The report indicates that over the last year and a half, three national organizations, including the American Pharmacists Association, National Association of Boards of Pharmacy, and National Center on Addiction and Substance Abuse (CASA) at Columbia University, had written to all three search engines to warn them that they were profiting from ads placed by online pharmacies that sell prescription drugs without requiring a valid prescription, or that illegally import drugs from outside of the United States, increasing the possibility that the medicines are counterfeit or adulterated.

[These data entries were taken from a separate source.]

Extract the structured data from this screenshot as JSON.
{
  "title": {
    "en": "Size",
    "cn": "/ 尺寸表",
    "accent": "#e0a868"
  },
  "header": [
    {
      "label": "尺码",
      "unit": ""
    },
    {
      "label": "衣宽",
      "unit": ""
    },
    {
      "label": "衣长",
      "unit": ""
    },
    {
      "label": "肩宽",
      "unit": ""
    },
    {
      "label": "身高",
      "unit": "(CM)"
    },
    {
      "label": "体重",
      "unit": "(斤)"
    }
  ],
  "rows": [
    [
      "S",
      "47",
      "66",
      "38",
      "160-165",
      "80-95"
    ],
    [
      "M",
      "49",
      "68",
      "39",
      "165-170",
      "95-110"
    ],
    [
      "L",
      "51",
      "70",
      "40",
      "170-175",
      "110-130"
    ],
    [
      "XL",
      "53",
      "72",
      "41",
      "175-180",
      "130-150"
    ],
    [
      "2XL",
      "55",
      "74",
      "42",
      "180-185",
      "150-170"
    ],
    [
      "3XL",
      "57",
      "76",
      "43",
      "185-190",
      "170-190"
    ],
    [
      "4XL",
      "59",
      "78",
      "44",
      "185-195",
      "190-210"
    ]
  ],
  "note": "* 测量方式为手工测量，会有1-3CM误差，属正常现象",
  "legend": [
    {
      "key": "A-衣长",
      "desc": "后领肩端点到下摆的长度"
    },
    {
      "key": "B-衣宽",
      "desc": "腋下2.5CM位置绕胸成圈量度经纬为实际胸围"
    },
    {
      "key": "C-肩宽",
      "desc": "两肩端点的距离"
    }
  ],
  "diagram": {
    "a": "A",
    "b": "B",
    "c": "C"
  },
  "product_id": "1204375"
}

“We’re making this a public issue because it’s time for this to stop,” KnujOn President Garth Bruen said. “If the search engines continue to knowingly facilitate illegal prescription drug sales, then we’ll continue to issue these reports. Our reports stop when the problem is fixed.”

“Yahoo! needs to require that its Internet pharmacy ads adhere to US laws and National Association of Boards of Pharmacy standards,” LegitScript President John Horton said. “These are the same standards that govern brick-and-mortar pharmacies used throughout the US everyday. Shouldn’t American Internet users be assured of the same safeguards online?”

According to government data, prescription drug abuse is now the second largest drug abuse problem in the United States, with more primary abusers than methamphetamine, powder cocaine, crack cocaine heroin, ecstasy, PCP and LSD combined. Counterfeit drugs are estimated to be a $32 billion dollar industry.

LegitScript is the only Internet pharmacy verification organization in the United States identified by the National Association of Boards of Pharmacy as adhering to its standards for certifying Internet pharmacies as safe and legitimate. KnujOn tracks Internet criminality and has succeeded in removing over 100,000 spam websites from the Internet.